Они у нас после войны появились, сослали, говорят, то ли из Крыма, то ли еще откуда, не общались они ни с кем почти, особнячком жили, да и мы не лезли. Хозяйство держат, дом чистый, чего нос совать, любопытствовать. Дети попроще, конечно, были, играли мы вместе, мать разрешала, а вот отец у них сильно против был, все в тюбетейке ходил и какие-то слова на своем кричал, ругался. Вот Гуля младшая была, старшая у них уж не помню как звали, она уж взрослая была, все с мамкой больше, с нами не общалась, а средние мальчишки Ильдар и Ильнар, вот их помню, те еще сорванцы, да Ильдара Ринатовича ты сама знаешь, у которого трактор.
Старшая-то сестра уехала, очень она красивая была, знаешь, для нас непривычная, брови-ресницы черные, а глаза голубые, у нас-то все девки серенькие, а она прям другая была, говорят, что отец где-то татарина нашел и ее выдал замуж, они, кстати, одни овец в деревне держали, у нас не принято было, коровы обычно, да козы, это я вспомнила, что тетки все шептались, мол за невесту им 20 баранов дали, не знаю уж правда или нет, я маленькая была, откуда 20 баранов у нас после войны у кого-то, да и девок незамужних телега целая, набрехали, поди.

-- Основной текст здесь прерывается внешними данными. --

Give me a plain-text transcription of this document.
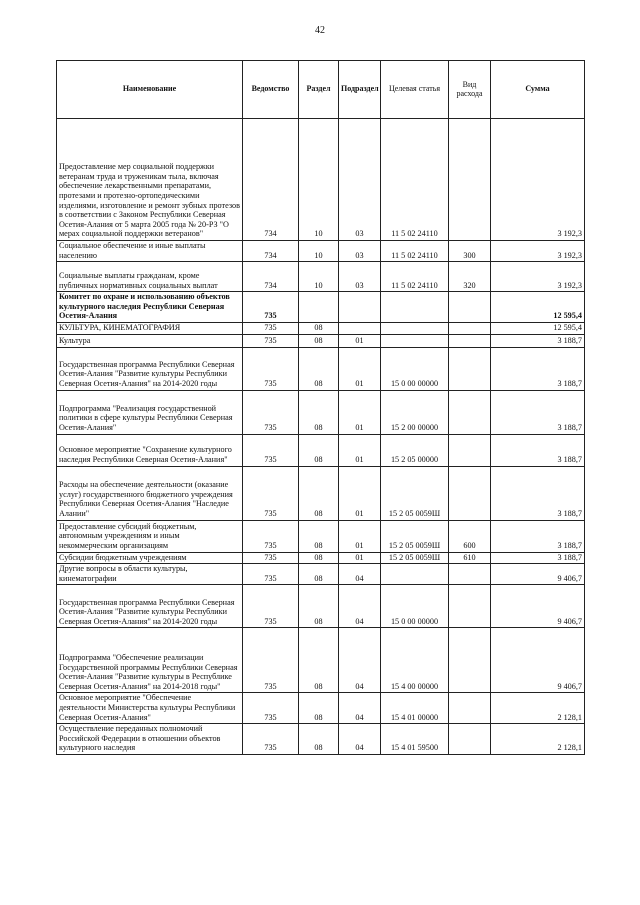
42
Наименование	Ведомство	Раздел	Подраздел	Целевая статья	Вид расхода	Сумма
Предоставление мер социальной поддержки ветеранам труда и труженикам тыла, включая обеспечение лекарственными препаратами, протезами и протезно-ортопедическими изделиями, изготовление и ремонт зубных протезов в соответствии с Законом Республики Северная Осетия-Алания от 5 марта 2005 года № 20-РЗ "О мерах социальной поддержки ветеранов"	734	10	03	11 5 02 24110		3 192,3
Социальное обеспечение и иные выплаты населению	734	10	03	11 5 02 24110	300	3 192,3
Социальные выплаты гражданам, кроме публичных нормативных социальных выплат	734	10	03	11 5 02 24110	320	3 192,3
Комитет по охране и использованию объектов культурного наследия Республики Северная Осетия-Алания	735					12 595,4
КУЛЬТУРА, КИНЕМАТОГРАФИЯ	735	08				12 595,4
Культура	735	08	01			3 188,7
Государственная программа Республики Северная Осетия-Алания "Развитие культуры Республики Северная Осетия-Алания" на 2014-2020 годы	735	08	01	15 0 00 00000		3 188,7
Подпрограмма "Реализация государственной политики в сфере культуры Республики Северная Осетия-Алания"	735	08	01	15 2 00 00000		3 188,7
Основное мероприятие "Сохранение культурного наследия Республики Северная Осетия-Алания"	735	08	01	15 2 05 00000		3 188,7
Расходы на обеспечение деятельности (оказание услуг) государственного бюджетного учреждения Республики Северная Осетия-Алания "Наследие Алании"	735	08	01	15 2 05 0059Ш		3 188,7
Предоставление субсидий бюджетным, автономным учреждениям и иным некоммерческим организациям	735	08	01	15 2 05 0059Ш	600	3 188,7
Субсидии бюджетным учреждениям	735	08	01	15 2 05 0059Ш	610	3 188,7
Другие вопросы в области культуры, кинематографии	735	08	04			9 406,7
Государственная программа Республики Северная Осетия-Алания "Развитие культуры Республики Северная Осетия-Алания" на 2014-2020 годы	735	08	04	15 0 00 00000		9 406,7
Подпрограмма "Обеспечение реализации Государственной программы Республики Северная Осетия-Алания "Развитие культуры в Республике Северная Осетия-Алания" на 2014-2018 годы"	735	08	04	15 4 00 00000		9 406,7
Основное мероприятие "Обеспечение деятельности Министерства культуры Республики Северная Осетия-Алания"	735	08	04	15 4 01 00000		2 128,1
Осуществление переданных полномочий Российской Федерации в отношении объектов культурного наследия	735	08	04	15 4 01 59500		2 128,1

Пацанов-то отец учиться в город отправил, вроде, принято у них так, что мужики должны потом семью обхаживать и деньги приносить, а Гуля все больше с нами, совсем ведь маленькая была, когда приехала, не помнила много, не понимала, родителям не до нее было, вот от нас и нахваталась всякого. Ой, как ее отец работать не пускал, мы тогда все в колхозе немного лет с 12 работали, она тоже хотела как все, а там такие крики из дома, отец обиженный был, что их сослали, а дочка работать вздумала, но мама у них мудрая очень была, уж не вспомню тоже как звали, она мужу нашептала, что надобно б под новой властью жить, а не свое гнуть, она вежливая очень была, здоровалась всегда, а тот на русском принципиально не говорил никогда. Да разве мне судить, мало ли какие причины?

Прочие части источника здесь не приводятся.